Действие романа происходит в вымышленной реальности и является частью большой истории. Все совпадения случайны, либо созданы с целью более глубокого погружения в сюжет. Приятного прочтения!
Пролог
Шум, этот бесконечный гам работы тысяч моторов и генераторов под полом. Он не смолкал ни на минуту, не давая успокоиться или сосредоточиться на своём деле. Для многих это было чем–то вроде ритмичной музыки, позволяющей расслабиться, странной, но незамысловатой мелодии, неизменно играющей в голове, даже если отойти подальше от механического пристанища.
Но для шестьдесят девятого этот шум был сродни мучению. Он воспринимал его, как бесконечно жужжащую возле уха муху, которую невозможно изловить или отвязаться. А маленькое назойливое создание все продолжает издавать неприятный для человека раздражающий шум.
Все это было неспроста. Десяток двигателей, насосов и различного вида моторов функционировал на самом нижнем этаже огромного бункера, обеспечивая его работу день и ночь, триста шестьдесят пять дней в году. Это было поистине гигантское сооружение: огромный полый посередине стакан с широкими бортиками–этажами триста пятьдесят уровней в глубину. По высоте он достигал знаменитого небоскрёба Бурдж–Халифа – самого многоэтажного здания в мире, но за одним маленьким исключением. Это строение нужно было умножить на два и фундаментом поставить на крышу другого, причём закопав их обоих под землю.
Бункер работал, как единый механизм, целый мегаполис, каждая часть которого зависела от функционирования другой.
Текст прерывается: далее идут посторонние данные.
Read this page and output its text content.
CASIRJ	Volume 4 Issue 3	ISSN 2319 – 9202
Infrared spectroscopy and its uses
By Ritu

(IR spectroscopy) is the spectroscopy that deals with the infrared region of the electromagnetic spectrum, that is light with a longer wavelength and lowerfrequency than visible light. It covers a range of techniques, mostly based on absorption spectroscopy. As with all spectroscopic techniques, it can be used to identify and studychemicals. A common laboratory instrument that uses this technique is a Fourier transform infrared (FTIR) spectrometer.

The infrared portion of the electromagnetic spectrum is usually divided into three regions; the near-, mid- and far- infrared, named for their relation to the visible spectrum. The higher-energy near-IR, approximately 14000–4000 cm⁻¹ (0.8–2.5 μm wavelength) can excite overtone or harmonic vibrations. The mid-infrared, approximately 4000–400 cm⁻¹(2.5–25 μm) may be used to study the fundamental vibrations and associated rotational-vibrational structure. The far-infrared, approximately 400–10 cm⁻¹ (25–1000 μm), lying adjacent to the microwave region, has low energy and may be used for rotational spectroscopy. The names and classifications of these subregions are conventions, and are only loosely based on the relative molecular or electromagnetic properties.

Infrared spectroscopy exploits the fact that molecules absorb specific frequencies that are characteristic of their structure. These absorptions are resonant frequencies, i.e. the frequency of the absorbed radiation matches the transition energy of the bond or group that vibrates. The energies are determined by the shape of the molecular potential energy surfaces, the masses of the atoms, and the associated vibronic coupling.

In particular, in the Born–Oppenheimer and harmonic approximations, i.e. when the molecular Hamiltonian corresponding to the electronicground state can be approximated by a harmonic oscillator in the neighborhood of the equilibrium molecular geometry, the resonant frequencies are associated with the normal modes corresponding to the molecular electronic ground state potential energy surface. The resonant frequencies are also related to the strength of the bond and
Без насосов нет воды, без воды нет электричества, без электричества нет световых фитоламп, а следовательно – растений, еды, и так далее. И это, не говоря о мелких и куда более запутанных взаимосвязях, перечислять которые, не забыв какой–то малой, но значительной детали просто невозможно.
Никто не знал, что произошло снаружи, почему они вынуждены жить поколениями под землей. Кто–то говорил, что началась массовая засуха, а после ледниковый период, другие, что была страшная война, третьи, что все это ужасный заговор древних тайных сообществ, но больше информации знали немногие. Самых ужасных преступников, которых нельзя было изолировать ввиду их особой общественной опасности, в качестве наказания отправляли за пределы бункера наверх с ценной для всех жителей миссией: узнать, что же там скрыто. Их снаряжали в особые скафандры с камерой и микрофоном на шлеме, однако последним, что всегда видели, был яркий белый свет и страшные помехи, после чего связь прерывалась. Некоторым счастливчикам удавалось увидеть холмы земли, присыпанные снегом и перемещающиеся белые точки, напоминающие вьюгу, но то был максимум. Это явление негласно называли «Стужей», а затем название закрепилось в речи, отражая местную атмосферу.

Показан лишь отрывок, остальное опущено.